Thank you again, AkelaRene
Thank you for getting back! The more we learn and can share with each other, the better we will be at "learning others" to be, act, grow into the full stature of God's Son, and demonstrate God's love, the better we will be at sharing with others. And I might add for anyone's consideration, we need not wait for a person to come to Christ and receive him as their Lord and King, before discipling them! Remember, the text says, "as your going (out or living your life), be "learn others." We can begin discipling others who are "in the process of becoming" a Christ follower or just in the curious stage. And all of us, whether well along and mature in the faith or a newbie in Jesus, we will "always" remain Jesus disciples/apprentices, until the day we cross over into eternity with Him! Lord help us to be about the business of, "learning others" and don't let us stop continually learning ourselves!
When we keep things simple and go by the true meaning of the word disciple,which is student/apprentice it doesnt make sense to use it anymore.In german trabslation the very last verse used with disciple is when the disciple were called Christiabs in Antioch first.It actually mentionns the change !!!It is not a change of Pauls approach because GOD is the same.Paul doesnt address disciples/students in his letters,he adresses "graduates",born again,spirit led Christians.Christian can mean follower of the CHRIST,the anointed,or being an anointed themselves !!!Disciples became Apostles,"sent off", when leaving Jerusalem !Go into all the nations and make disciples,this is how it starts.

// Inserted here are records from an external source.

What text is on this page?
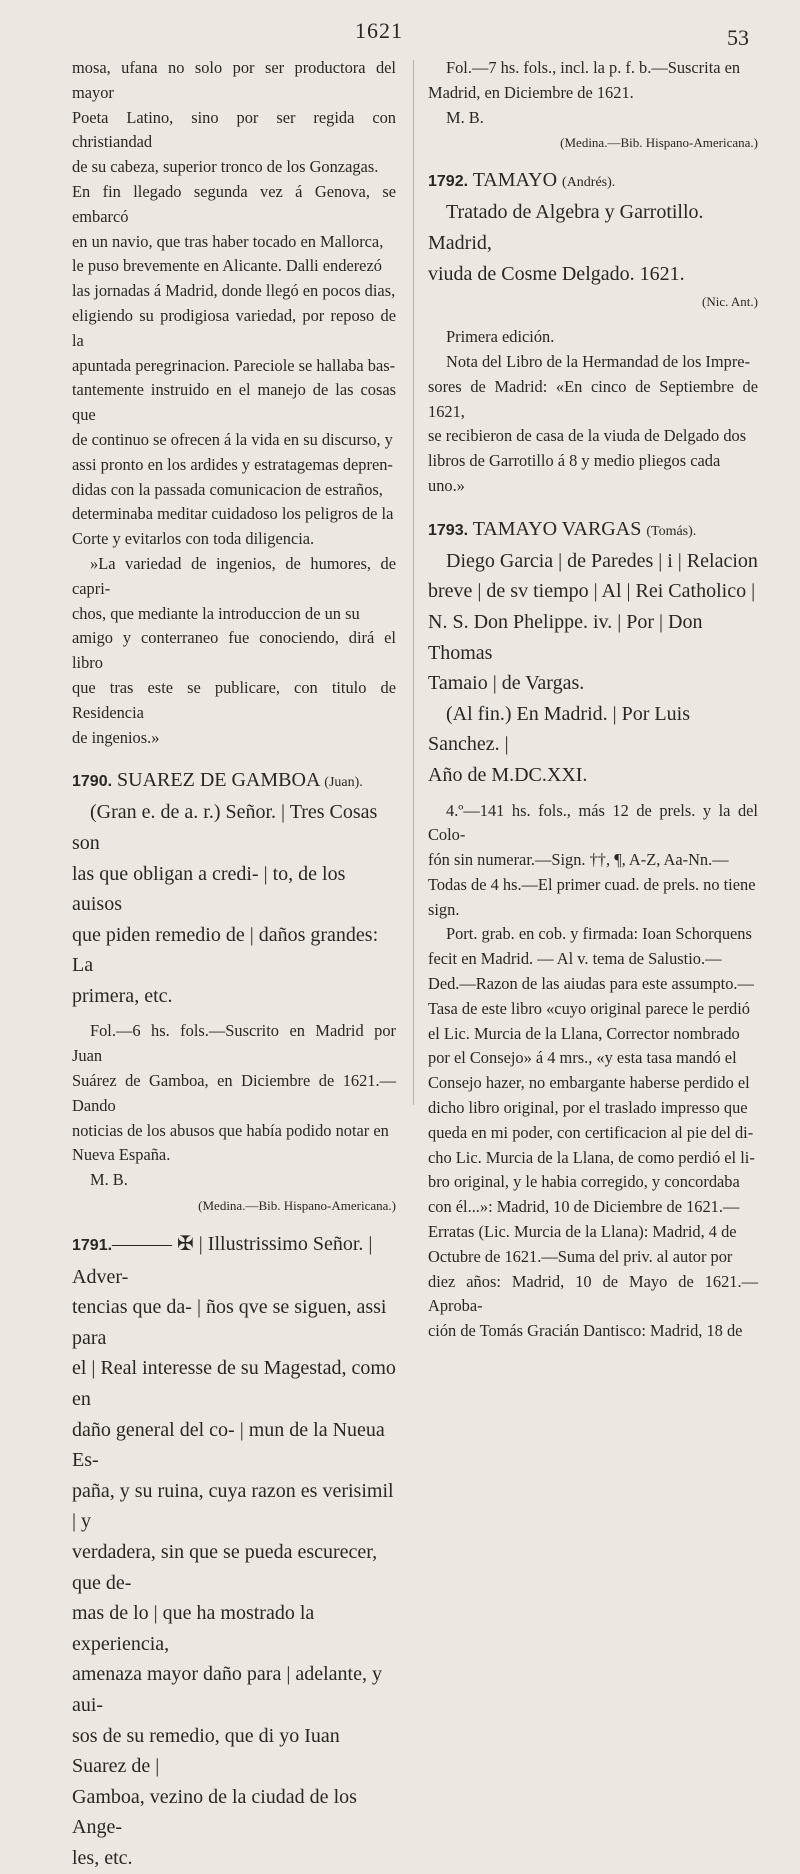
1621	53

mosa, ufana no solo por ser productora del mayor

Poeta Latino, sino por ser regida con christiandad

de su cabeza, superior tronco de los Gonzagas.

En fin llegado segunda vez á Genova, se embarcó

en un navio, que tras haber tocado en Mallorca,

le puso brevemente en Alicante. Dalli enderezó

las jornadas á Madrid, donde llegó en pocos dias,

eligiendo su prodigiosa variedad, por reposo de la

apuntada peregrinacion. Pareciole se hallaba bas-

tantemente instruido en el manejo de las cosas que

de continuo se ofrecen á la vida en su discurso, y

assi pronto en los ardides y estratagemas depren-

didas con la passada comunicacion de estraños,

determinaba meditar cuidadoso los peligros de la

Corte y evitarlos con toda diligencia.

»La variedad de ingenios, de humores, de capri-

chos, que mediante la introduccion de un su

amigo y conterraneo fue conociendo, dirá el libro

que tras este se publicare, con titulo de Residencia

de ingenios.»

1790. SUAREZ DE GAMBOA (Juan).

(Gran e. de a. r.) Señor. | Tres Cosas son

las que obligan a credi- | to, de los auisos

que piden remedio de | daños grandes: La

primera, etc.

Fol.—6 hs. fols.—Suscrito en Madrid por Juan

Suárez de Gamboa, en Diciembre de 1621.—Dando

noticias de los abusos que había podido notar en

Nueva España.

M. B.

(Medina.—Bib. Hispano-Americana.)

1791.——— ✠ | Illustrissimo Señor. | Adver-

tencias que da- | ños qve se siguen, assi para

el | Real interesse de su Magestad, como en

daño general del co- | mun de la Nueua Es-

paña, y su ruina, cuya razon es verisimil | y

verdadera, sin que se pueda escurecer, que de-

mas de lo | que ha mostrado la experiencia,

amenaza mayor daño para | adelante, y aui-

sos de su remedio, que di yo Iuan Suarez de |

Gamboa, vezino de la ciudad de los Ange-

les, etc.

Fol.—7 hs. fols., incl. la p. f. b.—Suscrita en

Madrid, en Diciembre de 1621.

M. B.

(Medina.—Bib. Hispano-Americana.)

1792. TAMAYO (Andrés).

Tratado de Algebra y Garrotillo. Madrid,

viuda de Cosme Delgado. 1621.

(Nic. Ant.)

Primera edición.

Nota del Libro de la Hermandad de los Impre-

sores de Madrid: «En cinco de Septiembre de 1621,

se recibieron de casa de la viuda de Delgado dos

libros de Garrotillo á 8 y medio pliegos cada

uno.»

1793. TAMAYO VARGAS (Tomás).

Diego Garcia | de Paredes | i | Relacion

breve | de sv tiempo | Al | Rei Catholico |

N. S. Don Phelippe. iv. | Por | Don Thomas

Tamaio | de Vargas.

(Al fin.) En Madrid. | Por Luis Sanchez. |

Año de M.DC.XXI.

4.º—141 hs. fols., más 12 de prels. y la del Colo-

fón sin numerar.—Sign. ††, ¶, A-Z, Aa-Nn.—

Todas de 4 hs.—El primer cuad. de prels. no tiene

sign.

Port. grab. en cob. y firmada: Ioan Schorquens

fecit en Madrid. — Al v. tema de Salustio.—

Ded.—Razon de las aiudas para este assumpto.—

Tasa de este libro «cuyo original parece le perdió

el Lic. Murcia de la Llana, Corrector nombrado

por el Consejo» á 4 mrs., «y esta tasa mandó el

Consejo hazer, no embargante haberse perdido el

dicho libro original, por el traslado impresso que

queda en mi poder, con certificacion al pie del di-

cho Lic. Murcia de la Llana, de como perdió el li-

bro original, y le habia corregido, y concordaba

con él...»: Madrid, 10 de Diciembre de 1621.—

Erratas (Lic. Murcia de la Llana): Madrid, 4 de

Octubre de 1621.—Suma del priv. al autor por

diez años: Madrid, 10 de Mayo de 1621.—Aproba-

ción de Tomás Gracián Dantisco: Madrid, 18 de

Hi Ed. read both articles on disciple. Good research
looking for info on discipleship Jesus style. Looks most of modern Christian are not discipled
Jesus told to teach what He commanded to eleven(Mt.28:20). I collect books on discipleship, they are on Mt.28:19, cannot find books on 28:20. Who knows all Jesus commanded to eleven?
Maybe you will do research.
As Jesus told to disciples, if they want to be His disciples, they have to deny self(Mt.16:24)
Not many believers deny own opinions, or even read "great commission", just first phrase.
Have you heard about "direct" commands of Jesus and Father? not answers to Pharisees.
Hope you have interest in subject.
What an exciting and awesome study. It makes perfect sense to renew your mind daily. We are to constantly learn, share, and grow striving to have the same mind as Jesus.